La Speaker della Camera degli Stati Uniti, Nancy Pelosi, è partita il 29 luglio per l’Asia, ma rimane ancora il mistero se si recherà anche a Taiwan. L’isola è al centro delle tensioni tra Usa e Cina per svariati motivi geopolitici, militari ed economici. Ieri il portavoce del Consiglio di sicurezza nazionale Usa, John Kirby, ha dichiarato che “sulle tappe del suo viaggio parlerà l’ufficio della Speaker della Camera. Lei prende le sue decisioni. Non ha bisogno dell’approvazione della Casa Bianca”. In un colloquio telefonico di oltre due ore tra i presidenti cinese e americano Xi Jinping e Joe Biden, il leader americano ha rassicurato sul sostegno degli Stati Uniti alla politica dell’‘Unica Cina’, ma lo ha anche avvertito che non saranno tollerati colpi di mano.

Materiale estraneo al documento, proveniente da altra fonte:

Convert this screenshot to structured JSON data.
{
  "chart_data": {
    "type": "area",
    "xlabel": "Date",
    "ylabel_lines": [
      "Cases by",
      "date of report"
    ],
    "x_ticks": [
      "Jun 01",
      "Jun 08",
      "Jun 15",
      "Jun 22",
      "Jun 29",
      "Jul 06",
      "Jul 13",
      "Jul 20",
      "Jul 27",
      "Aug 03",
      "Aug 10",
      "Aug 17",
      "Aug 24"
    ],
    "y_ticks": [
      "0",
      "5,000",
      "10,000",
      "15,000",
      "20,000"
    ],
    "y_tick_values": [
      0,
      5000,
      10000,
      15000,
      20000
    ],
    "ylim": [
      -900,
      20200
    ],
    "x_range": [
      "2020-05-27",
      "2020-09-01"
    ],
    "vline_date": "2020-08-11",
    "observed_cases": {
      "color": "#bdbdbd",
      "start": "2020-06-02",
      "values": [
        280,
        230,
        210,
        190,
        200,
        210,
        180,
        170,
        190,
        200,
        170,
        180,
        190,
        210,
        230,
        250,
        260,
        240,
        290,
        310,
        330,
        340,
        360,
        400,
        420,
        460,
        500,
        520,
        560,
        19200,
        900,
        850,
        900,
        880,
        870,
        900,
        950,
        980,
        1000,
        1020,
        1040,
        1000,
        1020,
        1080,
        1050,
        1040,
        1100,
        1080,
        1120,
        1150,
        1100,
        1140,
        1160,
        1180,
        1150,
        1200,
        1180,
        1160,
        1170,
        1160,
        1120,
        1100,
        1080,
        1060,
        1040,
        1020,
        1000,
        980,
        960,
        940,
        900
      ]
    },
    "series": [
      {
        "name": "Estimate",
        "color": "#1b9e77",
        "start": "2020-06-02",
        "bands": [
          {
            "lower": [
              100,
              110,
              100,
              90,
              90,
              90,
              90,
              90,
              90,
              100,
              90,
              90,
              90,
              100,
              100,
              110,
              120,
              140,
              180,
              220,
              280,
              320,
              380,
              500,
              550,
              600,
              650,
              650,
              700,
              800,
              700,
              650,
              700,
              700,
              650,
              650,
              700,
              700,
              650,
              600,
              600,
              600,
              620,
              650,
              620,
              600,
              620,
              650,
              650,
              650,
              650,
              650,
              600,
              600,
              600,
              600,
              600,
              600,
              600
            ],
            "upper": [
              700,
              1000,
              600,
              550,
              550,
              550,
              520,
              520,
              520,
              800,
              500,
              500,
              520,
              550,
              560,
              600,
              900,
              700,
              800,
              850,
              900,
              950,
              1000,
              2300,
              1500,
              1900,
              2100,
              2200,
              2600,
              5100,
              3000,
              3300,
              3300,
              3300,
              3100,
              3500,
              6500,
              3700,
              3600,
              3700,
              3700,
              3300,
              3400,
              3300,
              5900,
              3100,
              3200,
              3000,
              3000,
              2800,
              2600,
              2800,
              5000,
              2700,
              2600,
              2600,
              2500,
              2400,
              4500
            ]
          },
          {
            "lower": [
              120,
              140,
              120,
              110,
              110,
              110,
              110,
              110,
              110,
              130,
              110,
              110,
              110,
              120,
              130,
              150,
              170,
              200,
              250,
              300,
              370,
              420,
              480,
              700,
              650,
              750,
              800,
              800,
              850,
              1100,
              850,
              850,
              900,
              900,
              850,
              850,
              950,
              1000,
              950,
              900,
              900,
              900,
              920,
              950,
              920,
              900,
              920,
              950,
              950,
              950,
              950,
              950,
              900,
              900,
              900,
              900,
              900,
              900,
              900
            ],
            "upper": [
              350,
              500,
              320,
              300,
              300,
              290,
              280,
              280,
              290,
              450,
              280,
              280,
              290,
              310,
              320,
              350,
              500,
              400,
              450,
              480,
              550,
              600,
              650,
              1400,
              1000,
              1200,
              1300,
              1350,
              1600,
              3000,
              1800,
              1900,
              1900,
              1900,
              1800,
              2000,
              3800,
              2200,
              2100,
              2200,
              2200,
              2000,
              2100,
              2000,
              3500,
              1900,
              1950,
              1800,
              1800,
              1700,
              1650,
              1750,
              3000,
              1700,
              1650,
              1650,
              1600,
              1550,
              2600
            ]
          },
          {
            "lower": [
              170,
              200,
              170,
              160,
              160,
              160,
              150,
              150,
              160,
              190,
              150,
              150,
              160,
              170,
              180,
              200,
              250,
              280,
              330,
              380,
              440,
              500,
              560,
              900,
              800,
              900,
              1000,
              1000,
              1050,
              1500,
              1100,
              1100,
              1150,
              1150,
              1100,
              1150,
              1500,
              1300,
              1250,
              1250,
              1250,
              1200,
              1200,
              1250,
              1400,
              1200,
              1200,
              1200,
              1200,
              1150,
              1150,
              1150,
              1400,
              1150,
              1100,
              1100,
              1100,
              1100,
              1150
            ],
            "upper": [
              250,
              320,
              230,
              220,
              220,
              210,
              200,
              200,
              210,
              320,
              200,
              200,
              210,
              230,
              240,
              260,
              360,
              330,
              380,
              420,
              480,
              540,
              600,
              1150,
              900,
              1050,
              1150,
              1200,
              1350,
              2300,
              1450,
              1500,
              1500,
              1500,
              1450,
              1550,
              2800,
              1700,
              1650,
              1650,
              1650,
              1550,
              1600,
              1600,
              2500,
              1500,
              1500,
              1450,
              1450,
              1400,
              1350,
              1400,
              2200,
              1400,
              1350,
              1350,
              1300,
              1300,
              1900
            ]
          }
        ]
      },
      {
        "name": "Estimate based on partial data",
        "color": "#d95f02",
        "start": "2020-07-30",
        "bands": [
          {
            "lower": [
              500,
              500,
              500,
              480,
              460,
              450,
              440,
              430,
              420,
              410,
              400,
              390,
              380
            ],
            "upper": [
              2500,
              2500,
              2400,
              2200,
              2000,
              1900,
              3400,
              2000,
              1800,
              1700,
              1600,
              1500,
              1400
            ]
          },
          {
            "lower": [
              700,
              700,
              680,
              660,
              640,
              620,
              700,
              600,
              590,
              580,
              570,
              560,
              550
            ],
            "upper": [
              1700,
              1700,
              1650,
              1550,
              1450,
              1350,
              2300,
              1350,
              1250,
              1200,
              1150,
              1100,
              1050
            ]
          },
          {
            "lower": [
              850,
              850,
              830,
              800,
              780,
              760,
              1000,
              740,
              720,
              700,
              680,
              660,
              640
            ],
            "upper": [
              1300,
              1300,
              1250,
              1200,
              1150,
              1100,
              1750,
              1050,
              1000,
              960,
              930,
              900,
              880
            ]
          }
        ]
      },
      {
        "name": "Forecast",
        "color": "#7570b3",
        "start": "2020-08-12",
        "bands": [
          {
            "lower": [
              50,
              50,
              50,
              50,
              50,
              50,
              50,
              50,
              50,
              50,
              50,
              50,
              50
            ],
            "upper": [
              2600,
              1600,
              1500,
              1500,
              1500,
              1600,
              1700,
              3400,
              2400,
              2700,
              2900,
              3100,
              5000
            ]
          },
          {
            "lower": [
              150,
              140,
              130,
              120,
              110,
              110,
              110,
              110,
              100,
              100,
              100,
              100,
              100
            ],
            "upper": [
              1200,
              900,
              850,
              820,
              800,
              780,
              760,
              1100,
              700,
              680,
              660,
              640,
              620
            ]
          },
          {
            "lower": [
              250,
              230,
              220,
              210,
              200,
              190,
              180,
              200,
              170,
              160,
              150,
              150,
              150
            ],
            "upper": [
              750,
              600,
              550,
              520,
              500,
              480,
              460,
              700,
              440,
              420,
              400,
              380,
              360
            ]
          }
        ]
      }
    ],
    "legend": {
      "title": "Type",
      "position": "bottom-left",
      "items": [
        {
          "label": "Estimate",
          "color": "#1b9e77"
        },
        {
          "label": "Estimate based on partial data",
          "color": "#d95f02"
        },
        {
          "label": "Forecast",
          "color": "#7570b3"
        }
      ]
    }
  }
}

Biden ha tuttavia voluto sottolineare a Xi che Washington si oppone “fermamente agli sforzi unilaterali per cambiare lo status quo o minare la pace e la stabilità attraverso lo Stretto”. Xi Jinping da parte sua ha avvertito gli Stati Uniti che “chi gioca con il fuoco si brucia”. Una metafora che la Casa Bianca si è rifiutata di confermare. “Entrambi i lati dello Stretto dell’isola appartengono ad un’unica Cina”, ha tuonato il presidente cinese. Ribadendo la “ferma opposizione al separatismo” e “all’interferenza di forze esterne”. “Non lasceremo mai spazio alle forze indipendentiste”, ha messo in chiaro il leader di Pechino.
Taiwan: un presidente della Camera Usa ci tornerebbe dopo 25 anni
Il possibile viaggio a Taiwan di Nancy Pelosi potrebbe produrre due effetti concatenati. Innanzitutto complicherebbe l’agenda geopolitica del presidente della Repubblica Popolare Cinese, Xi Jinping, da qua al Congresso nazionale del Partito comunista, che dovrebbe confermarlo alla guida del paese. Potrebbe inoltre gettare le basi per una nuova crisi tra Washington e Pechino nello Stretto di Taiwan. Il viaggio della presidente della Camera avverrebbe a 25 anni di distanza dall’ultimo incontro tra l’allora presidente taiwanese Lee Tang-hui e l’allora presidente della Camera Usa, Newt Gingrich, nel 1997. Quello fu l’anno dopo la terza crisi dello Stretto di Taiwan.
La tensione tra Usa e Cina riguardo lo status di Taiwan parte dal fatto che Pechino considera l’isola suo territorio nazionale. Vuole annetterla per motivi strategico militari ed economici. Dall’altro lato, per gli stessi motivi, gli Usa vogliono che il territorio resti indipendente per poter mantenere l’avamposto nell’oceano Pacifico e gli equilibri commerciali e logistici globali. Taiwan è infatti un polo unico per il settore della tecnologia, manifattura, automotive, elettronica e informatica. È tra le venti economie al mondo e il suo Pil ha superato nazioni come Svizzera, Svezia e Arabia Saudita. Avere il controllo di Taiwan permette di ottenere un ruolo strategico sul Pacifico. Nonché economico riguardo i principali scambi internazionali.